Dragging down the company’s result was a $85.6m payment to settle a long-running class action litigation and the $203.3m provision to current Centro shareholders exposed to the litigation.

The net loss belied a relatively solid operating performance that saw underlying earnings for the seven months after the company relisted on the stock exchange in December 2011 come in at $123.4 million.

Shareholders will receive a dividend payment of 6.5 cents per security after the company recorded comparable net operating income growth of 3.5 per cent, their first payout in four years.

Centro chief executive Steven Sewell, who joined the company in January and has been charged with its post-restructure transformation, said that he was delighted with the result, which was ahead of forecasts.

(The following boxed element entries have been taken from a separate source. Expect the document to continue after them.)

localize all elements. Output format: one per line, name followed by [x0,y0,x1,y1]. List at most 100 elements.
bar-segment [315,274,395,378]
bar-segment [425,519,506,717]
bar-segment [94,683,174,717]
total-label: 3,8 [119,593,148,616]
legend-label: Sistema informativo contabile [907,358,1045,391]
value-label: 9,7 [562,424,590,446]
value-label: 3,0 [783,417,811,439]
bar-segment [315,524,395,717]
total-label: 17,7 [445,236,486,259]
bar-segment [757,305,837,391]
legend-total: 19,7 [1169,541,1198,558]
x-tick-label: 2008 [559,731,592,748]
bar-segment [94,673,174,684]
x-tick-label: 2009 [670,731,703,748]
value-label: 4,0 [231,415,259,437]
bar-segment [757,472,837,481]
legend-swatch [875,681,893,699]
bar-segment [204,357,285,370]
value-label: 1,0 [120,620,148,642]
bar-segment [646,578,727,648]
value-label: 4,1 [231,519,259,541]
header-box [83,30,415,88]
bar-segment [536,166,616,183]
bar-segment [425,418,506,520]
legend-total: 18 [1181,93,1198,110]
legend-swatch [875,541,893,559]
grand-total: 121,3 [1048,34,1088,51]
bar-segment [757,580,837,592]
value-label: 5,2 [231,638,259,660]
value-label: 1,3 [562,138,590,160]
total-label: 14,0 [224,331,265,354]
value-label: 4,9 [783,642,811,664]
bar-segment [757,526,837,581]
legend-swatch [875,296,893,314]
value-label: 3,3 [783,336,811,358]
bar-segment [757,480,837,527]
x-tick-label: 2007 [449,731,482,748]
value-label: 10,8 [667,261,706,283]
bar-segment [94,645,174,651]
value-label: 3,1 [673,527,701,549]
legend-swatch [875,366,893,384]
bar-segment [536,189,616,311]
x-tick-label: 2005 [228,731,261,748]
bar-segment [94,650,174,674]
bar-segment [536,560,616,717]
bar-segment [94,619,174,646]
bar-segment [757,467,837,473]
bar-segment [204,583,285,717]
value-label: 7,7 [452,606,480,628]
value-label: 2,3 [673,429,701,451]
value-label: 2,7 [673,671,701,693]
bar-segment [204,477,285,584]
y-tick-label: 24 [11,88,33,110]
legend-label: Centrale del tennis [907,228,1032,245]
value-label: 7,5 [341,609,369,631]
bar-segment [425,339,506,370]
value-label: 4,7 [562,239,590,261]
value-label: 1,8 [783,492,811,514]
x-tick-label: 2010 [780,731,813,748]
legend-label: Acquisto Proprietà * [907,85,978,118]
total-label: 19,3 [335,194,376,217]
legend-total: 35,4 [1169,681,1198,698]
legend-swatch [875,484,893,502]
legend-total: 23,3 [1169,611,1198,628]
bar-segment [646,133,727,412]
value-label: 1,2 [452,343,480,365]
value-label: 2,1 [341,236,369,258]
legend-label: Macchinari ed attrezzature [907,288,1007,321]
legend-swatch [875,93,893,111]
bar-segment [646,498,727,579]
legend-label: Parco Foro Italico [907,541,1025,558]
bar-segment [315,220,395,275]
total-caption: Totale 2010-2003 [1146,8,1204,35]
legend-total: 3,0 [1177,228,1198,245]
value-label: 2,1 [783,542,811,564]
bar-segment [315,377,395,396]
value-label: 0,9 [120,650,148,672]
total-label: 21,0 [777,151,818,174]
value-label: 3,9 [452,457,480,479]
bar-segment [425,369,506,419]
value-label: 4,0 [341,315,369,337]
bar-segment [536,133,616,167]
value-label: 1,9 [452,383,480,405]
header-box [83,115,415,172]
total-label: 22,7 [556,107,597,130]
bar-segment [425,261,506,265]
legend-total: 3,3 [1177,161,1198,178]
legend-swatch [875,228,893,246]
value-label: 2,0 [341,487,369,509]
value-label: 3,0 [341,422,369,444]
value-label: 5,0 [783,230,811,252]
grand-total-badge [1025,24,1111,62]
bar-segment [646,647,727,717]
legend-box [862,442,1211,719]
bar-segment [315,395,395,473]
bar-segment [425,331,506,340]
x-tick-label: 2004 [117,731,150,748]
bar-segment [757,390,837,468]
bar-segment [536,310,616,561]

Looking ahead, Mr Sewell said the company forecasted full-year 2013 underlying earnings of between 15.3 cents and 15.6 cents per security, barring any unforeseen events.

With its transformation nearly half complete, Centro will now look to drastically downsize its $2.4bn syndicate business as long-suffering investors seek to redeem their investments.

Centro MCS, a division of the company that manages its investments in 23 property syndicates, could be halved as the company moves to acquire as much as $1.2bn worth of shopping centres of held by separate syndicate funds that were not being rolled over by investors, Mr Sewell said.

“It’s not a wind-up of the business,” Mr Sewell told analysts following the announcement. Mr Sewell said that the company had the obligation to acquire some of the assets as investors chose not to seek another term.

Mr Sewell also confirmed that all references to Centro on its centres would be removed in the years ahead as the company looked to put its chequered past behind it.

But a key part of the Centro transformation – an investment grade rating - would take a least one more year to come through, Mr Sewell said.

Centro Retail Australia was formed out of the $3 billion restructure of the near-insolvent Centro Properties Group and the somewhat healthier Centro Retail Group in December last year.

The results mark the first time in four years that long-suffering shareholders in the former Centro Retail have received a dividend payout.

The past eight months has seen Centro facing a number of legacy issues from the restructure that have drawn attention away from the company’s operating performance.